No Sul da Bahia, essa urgência legal encontrou resposta imediata com a infraestrutura da CVR Costa do Cacau. Ao alinhar às metas do plano da Política Nacional de Resíduos e do Marco Legal do Saneamento, a liderança da empresa se apresentou como Braço legal para atendimento das legislações vigente para os municípios. Somou esforços às prefeituras dispostas à transformação e, juntamente com gestores conscientes, mudou todo o cenário. A substituição do descarte incorreto, pela disposição final ambientalmente adequada não era mais uma escolha, era a única via para a regularização de cidades que, antes, negligenciaram o passivo ambienta, problemas sociais e os riscos críticos à saúde pública e que, hoje, são referência e modelo de gestão e valorização de resíduos.

 

Segundo o gestor da CVR Costa do Cacau, Maurício Sena, pode-se dizer que o Sul da Bahia viveu um momento histórico. Mais do que uma adequação legal ao novo marco do saneamento, o que ocorreu foi uma mudança de paradigma, liderada pela expertise de nosso time, junto ao know how do Grupo Marca, o qual fazemos parte. O impacto de encerrar um lixão, para a sociedade, significa o resgate da autoestima e a certeza de que a saúde pública não está à mercê, além de representar um avanço significativo no processo de inclusão socioprodutiva dos catadores de materiais recicláveis, promovendo dignidade, geração de renda e reconhecimento do seu papel fundamental na cadeia da reciclagem.

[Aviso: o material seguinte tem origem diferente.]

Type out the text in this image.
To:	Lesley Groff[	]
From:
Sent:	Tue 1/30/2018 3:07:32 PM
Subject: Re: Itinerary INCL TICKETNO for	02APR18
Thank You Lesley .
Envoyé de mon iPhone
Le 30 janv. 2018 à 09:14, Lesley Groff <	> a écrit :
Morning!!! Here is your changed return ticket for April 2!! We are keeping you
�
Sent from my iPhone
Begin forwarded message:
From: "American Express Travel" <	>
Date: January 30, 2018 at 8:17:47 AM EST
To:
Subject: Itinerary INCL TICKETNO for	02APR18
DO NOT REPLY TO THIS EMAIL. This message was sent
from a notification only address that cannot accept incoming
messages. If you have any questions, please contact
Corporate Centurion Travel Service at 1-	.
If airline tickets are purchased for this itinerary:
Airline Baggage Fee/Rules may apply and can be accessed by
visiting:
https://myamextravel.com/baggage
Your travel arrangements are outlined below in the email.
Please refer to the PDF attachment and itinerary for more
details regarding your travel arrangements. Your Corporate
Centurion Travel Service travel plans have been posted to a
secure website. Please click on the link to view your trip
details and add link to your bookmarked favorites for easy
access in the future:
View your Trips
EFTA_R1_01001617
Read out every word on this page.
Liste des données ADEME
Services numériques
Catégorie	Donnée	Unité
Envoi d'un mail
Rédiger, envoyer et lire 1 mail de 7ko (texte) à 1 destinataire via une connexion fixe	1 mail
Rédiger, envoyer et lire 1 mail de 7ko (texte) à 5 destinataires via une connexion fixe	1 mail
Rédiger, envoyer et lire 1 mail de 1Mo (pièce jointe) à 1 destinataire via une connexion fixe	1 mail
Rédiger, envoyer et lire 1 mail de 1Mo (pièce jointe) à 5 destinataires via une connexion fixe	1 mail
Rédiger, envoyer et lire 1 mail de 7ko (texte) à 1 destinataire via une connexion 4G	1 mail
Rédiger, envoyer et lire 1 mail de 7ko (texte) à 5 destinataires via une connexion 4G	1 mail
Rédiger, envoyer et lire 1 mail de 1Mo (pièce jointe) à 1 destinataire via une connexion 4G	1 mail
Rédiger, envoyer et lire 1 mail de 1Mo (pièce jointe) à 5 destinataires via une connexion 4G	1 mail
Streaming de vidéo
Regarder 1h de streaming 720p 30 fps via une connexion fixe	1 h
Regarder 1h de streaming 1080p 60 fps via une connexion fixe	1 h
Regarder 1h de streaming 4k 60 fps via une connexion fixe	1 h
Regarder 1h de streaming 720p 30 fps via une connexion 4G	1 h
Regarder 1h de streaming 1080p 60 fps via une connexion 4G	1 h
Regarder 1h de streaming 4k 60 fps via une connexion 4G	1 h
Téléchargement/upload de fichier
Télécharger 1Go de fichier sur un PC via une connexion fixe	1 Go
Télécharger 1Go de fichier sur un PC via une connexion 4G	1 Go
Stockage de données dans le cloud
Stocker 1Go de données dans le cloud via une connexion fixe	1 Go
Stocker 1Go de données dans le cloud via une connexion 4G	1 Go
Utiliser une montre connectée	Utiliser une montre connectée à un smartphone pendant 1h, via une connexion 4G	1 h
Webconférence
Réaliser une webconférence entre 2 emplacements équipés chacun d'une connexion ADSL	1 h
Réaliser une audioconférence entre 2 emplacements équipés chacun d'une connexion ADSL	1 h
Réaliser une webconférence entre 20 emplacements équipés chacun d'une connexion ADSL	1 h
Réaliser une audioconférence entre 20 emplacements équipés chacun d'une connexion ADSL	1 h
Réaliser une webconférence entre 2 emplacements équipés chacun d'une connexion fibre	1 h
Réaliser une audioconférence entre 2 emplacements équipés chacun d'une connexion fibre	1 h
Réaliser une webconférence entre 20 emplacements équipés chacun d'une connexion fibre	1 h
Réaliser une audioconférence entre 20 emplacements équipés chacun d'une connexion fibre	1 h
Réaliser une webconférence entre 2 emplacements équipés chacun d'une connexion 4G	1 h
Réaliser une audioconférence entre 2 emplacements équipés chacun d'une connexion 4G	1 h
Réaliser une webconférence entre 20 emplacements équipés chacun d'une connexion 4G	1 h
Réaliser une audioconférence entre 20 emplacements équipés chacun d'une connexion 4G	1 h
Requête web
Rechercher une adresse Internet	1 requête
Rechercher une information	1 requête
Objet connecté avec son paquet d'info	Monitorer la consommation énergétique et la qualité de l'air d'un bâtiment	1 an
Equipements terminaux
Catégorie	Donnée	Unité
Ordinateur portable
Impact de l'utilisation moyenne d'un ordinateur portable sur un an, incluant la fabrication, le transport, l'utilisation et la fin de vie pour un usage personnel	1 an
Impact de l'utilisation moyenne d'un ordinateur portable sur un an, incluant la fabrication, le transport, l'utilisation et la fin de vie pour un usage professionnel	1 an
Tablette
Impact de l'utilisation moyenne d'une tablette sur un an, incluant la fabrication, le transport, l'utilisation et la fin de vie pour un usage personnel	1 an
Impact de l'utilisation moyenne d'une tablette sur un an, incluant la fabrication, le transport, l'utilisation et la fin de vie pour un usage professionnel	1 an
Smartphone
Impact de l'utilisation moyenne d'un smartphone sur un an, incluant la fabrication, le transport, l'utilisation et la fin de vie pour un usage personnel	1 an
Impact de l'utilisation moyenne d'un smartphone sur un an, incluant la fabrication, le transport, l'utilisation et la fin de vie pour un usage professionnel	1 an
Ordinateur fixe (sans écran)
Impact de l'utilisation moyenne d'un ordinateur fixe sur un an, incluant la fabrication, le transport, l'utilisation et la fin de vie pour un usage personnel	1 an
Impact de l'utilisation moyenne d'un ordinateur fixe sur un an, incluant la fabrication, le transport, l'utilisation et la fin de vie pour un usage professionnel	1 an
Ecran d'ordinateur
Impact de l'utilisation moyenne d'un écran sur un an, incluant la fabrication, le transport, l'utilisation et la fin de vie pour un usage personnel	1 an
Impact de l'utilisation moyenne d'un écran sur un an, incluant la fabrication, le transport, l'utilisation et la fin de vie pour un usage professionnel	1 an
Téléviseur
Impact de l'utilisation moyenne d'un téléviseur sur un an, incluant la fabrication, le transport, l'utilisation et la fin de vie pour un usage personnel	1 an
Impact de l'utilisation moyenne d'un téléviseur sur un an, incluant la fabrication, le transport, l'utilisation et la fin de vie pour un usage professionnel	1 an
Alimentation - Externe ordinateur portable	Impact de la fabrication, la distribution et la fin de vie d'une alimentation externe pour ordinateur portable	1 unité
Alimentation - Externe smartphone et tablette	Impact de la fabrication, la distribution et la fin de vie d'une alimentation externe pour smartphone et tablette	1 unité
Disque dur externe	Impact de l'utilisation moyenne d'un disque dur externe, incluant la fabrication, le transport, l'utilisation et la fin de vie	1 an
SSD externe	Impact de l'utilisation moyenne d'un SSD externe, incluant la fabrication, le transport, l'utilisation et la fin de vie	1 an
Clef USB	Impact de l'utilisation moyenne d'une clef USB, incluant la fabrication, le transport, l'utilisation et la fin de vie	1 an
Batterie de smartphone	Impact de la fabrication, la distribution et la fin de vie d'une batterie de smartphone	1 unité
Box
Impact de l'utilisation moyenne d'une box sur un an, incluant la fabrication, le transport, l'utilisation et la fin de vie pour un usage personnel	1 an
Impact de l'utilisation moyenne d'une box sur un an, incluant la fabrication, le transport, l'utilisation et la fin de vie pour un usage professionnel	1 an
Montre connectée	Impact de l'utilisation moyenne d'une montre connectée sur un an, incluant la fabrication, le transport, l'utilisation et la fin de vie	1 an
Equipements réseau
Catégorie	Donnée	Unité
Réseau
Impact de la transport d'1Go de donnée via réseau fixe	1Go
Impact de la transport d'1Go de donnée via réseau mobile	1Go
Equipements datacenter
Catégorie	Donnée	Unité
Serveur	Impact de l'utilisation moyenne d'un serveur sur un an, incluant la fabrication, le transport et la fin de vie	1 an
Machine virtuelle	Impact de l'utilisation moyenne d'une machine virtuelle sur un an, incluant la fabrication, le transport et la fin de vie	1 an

O marco inicial dessa transformação ocorreu em 2021, com a Prefeitura de Itabuna, seguida por outros nove municípios nos últimos cinco anos. Atualmente, a CVR Costa do Cacau, além dos municípios, recebe os resíduos de aproximadamente 70 empresas privadas, atuando sob o rigor de condicionantes das licenças ambientais como as portarias INEMA nº 21.687 e 31.303.